Plenty of yr 7s use public transport to get home. They could easily have an unexpected wait of an hour (although they might have friends to wait with).

Incognitomum11 · 15/06/2022 07:34

@Goodskin46 the school knows we don’t live in the village and that daughter gets picked up

OP posts:
Incognitomum11 · 15/06/2022 07:35

@toomuchlaundry a two minute drive, it’s on the main route everyone else walks and there is a playground and shops.

OP posts:
itsgettingweird · 15/06/2022 07:36

Absolutely if they didn't follow procedure I'd be complaining.

As an aside I'd get a child of year 6 a phone if they've started to travel alone. A basic non smartphone to make calls will be fine and also give them some emergency money.

Freerangechildren · 15/06/2022 07:36

YANBU - irresponsible too, as they are still quite young.

TrashyPanda · 15/06/2022 07:38

That’s really bad.
back in primary, I always had 2p extra so I could phone my mum if there were any issues. But phone boxes have disappeared.

do complain to the school. That’s not acceptable.

but also talk to your daughter about safe ways of dealing with situations like this.

ClocksGoingBackwards · 15/06/2022 07:51

Why didn’t your dd go back into school when she realised she wasn’t being picked up?

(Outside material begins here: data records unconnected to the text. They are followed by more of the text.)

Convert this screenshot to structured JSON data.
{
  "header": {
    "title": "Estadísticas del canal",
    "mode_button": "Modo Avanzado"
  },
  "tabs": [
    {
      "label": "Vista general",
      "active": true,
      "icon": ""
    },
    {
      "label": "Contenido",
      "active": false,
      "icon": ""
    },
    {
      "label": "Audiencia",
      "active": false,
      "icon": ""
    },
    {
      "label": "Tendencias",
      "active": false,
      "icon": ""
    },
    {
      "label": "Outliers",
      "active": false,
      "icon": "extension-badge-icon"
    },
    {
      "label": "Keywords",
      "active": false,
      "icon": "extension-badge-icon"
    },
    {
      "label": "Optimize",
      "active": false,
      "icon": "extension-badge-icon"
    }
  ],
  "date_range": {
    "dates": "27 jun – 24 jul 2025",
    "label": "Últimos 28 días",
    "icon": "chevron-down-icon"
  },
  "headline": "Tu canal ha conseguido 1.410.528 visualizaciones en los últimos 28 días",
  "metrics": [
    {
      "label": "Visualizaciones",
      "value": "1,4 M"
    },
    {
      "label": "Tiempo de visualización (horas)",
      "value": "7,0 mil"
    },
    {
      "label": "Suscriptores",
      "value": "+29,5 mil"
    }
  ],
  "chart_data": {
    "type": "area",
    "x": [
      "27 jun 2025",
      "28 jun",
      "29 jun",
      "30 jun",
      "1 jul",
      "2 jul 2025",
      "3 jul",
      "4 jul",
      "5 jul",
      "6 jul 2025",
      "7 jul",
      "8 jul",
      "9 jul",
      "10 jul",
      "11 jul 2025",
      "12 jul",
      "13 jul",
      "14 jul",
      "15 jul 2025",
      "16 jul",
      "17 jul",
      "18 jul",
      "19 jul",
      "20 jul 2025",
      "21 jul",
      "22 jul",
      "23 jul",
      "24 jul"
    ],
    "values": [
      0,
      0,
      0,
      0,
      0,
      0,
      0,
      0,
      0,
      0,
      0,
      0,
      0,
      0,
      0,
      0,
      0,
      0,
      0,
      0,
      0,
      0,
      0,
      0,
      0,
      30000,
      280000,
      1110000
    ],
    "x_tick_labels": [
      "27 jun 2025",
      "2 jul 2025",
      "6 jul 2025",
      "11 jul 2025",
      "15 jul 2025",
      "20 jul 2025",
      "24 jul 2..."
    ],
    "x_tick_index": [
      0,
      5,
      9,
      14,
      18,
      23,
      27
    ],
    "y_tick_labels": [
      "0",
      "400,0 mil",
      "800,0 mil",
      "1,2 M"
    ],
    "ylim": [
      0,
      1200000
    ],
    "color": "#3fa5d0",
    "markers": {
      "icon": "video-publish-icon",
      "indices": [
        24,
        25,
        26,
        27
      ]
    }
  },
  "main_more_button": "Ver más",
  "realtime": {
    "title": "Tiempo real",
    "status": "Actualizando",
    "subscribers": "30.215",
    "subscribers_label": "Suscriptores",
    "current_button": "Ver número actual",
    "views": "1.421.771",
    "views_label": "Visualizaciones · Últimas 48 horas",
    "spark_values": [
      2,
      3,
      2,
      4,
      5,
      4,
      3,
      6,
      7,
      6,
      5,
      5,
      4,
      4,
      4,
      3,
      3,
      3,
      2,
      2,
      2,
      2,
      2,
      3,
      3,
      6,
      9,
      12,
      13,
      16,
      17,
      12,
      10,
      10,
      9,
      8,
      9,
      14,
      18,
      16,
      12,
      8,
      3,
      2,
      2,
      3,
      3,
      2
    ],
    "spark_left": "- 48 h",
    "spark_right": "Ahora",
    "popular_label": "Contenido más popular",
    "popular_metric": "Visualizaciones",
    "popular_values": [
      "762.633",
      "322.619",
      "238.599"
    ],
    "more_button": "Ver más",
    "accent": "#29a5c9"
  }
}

My dc has a similar arrangement to yours in Y6, I taught them to go back into school and tell an adult if I wasn’t there for some reason.

Be annoyed with the school for poor communication, but not because your dd had to wait for you alone for an hour, because that would have been easily solved.

toomuchlaundry · 15/06/2022 07:54

Too late now, but in circumstances like clubs being cancelled I would have suggested DD stay at school rather than walk to your meeting place. Just in case you couldn’t leave immediately to pick her up

Sirzy · 15/06/2022 07:58

School should have made sure you knew it was cancelled.

but you have given permission for her to leave school alone. You need to remind your daughter that if something goes wrong she goes to the office and lets someone know. I would also give her a phone to keep in the bottom of the bag.